Left wing fairness seems to be egalitarianism (the idea of making society as inclusive, fair, protective and nurturing as possible), the idea that the wealthy and powerful shouldn't run roughshod on everyone else and that people shouldn't be excluded from power, success or influence because they are the 'wrong' sex, age, orientation, religion, race, etc. There is reciprocal altruism in that too (ie, the idea that a person shouldn't work hard for a company for 30 years only to have it close and move to another country so that the CEO can get a bonus), but egalitarianism seems to be the main moral value behind left wing populism.


I would assume you need different mechanisms to actually influence people based on which one you need. The right wing populist says 'the welfare queens (who are black but nobody says that) are taking your (you=tax paying white person) money and spending it on luxury cars'. Reciprocal altruism and group dynamics.

The left wing populist says 'progressives have made life easier for americans and the world for generations. We fought for medicare, social security, child labor laws, ending jim crow, the minimum wage, womens rights, consumer protections, human rights in our foreign policy and countless other benefits.

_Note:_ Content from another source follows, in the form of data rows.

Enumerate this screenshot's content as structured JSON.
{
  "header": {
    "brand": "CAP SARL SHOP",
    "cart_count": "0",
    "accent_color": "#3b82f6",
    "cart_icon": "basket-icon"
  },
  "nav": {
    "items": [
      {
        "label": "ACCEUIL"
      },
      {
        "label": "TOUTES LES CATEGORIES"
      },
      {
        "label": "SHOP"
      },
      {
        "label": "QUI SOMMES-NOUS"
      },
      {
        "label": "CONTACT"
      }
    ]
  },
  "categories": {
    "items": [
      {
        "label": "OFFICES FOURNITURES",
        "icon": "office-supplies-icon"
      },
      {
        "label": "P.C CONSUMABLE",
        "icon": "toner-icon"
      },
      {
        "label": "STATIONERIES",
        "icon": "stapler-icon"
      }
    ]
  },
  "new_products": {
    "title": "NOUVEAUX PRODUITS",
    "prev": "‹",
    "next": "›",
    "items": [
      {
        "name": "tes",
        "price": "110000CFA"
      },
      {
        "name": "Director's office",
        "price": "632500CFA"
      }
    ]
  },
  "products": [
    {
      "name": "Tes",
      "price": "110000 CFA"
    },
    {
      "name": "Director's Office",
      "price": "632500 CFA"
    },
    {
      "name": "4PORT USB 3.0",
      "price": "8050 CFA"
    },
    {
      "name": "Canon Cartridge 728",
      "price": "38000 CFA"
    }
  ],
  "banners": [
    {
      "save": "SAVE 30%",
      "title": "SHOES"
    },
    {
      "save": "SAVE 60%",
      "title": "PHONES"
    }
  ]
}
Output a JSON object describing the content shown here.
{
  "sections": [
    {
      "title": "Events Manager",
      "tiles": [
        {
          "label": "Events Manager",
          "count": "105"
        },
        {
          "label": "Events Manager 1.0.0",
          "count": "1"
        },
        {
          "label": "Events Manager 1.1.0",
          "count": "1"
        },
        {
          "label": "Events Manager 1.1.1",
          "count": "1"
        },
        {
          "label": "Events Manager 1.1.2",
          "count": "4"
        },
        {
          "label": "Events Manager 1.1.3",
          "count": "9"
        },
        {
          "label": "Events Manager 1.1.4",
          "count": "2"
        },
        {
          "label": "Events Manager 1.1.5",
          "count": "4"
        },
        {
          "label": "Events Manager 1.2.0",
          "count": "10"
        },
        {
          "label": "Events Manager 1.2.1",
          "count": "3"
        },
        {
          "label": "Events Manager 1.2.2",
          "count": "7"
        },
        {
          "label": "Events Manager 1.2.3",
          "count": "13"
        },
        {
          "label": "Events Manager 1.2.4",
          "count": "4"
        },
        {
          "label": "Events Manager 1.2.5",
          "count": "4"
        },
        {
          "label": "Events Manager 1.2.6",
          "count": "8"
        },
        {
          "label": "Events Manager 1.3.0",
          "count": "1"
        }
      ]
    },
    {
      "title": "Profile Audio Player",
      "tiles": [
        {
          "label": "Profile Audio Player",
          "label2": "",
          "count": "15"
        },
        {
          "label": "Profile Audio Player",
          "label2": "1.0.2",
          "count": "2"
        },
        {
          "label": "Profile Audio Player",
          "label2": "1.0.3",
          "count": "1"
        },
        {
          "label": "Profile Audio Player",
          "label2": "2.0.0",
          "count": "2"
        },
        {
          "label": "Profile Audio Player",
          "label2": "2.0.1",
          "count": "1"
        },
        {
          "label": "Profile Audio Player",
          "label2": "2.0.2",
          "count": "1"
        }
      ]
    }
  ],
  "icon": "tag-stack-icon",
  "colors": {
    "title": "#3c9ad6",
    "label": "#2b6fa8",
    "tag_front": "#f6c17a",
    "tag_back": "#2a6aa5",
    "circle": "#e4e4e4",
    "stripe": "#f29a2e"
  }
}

Conservatives opposed all of these things. Now we have to keep fighting for gay equality, universal healthcare, animal rights, the rule of law and other issues'.

So I don't agree that you can use the same psychological or sociological 'levers' for right vs left wing populism. Egalitarianism is not the same moral value as reciprocal altruism and group dynamics because conservatives and liberals do not think the same.

George Lakoff writes on this stuff. His stuff is ok, but I don't agree with all his views on the nation as a metaphor for a family.

Being right is not enough by Paul Waldman is 5x better than Lakoff IMO.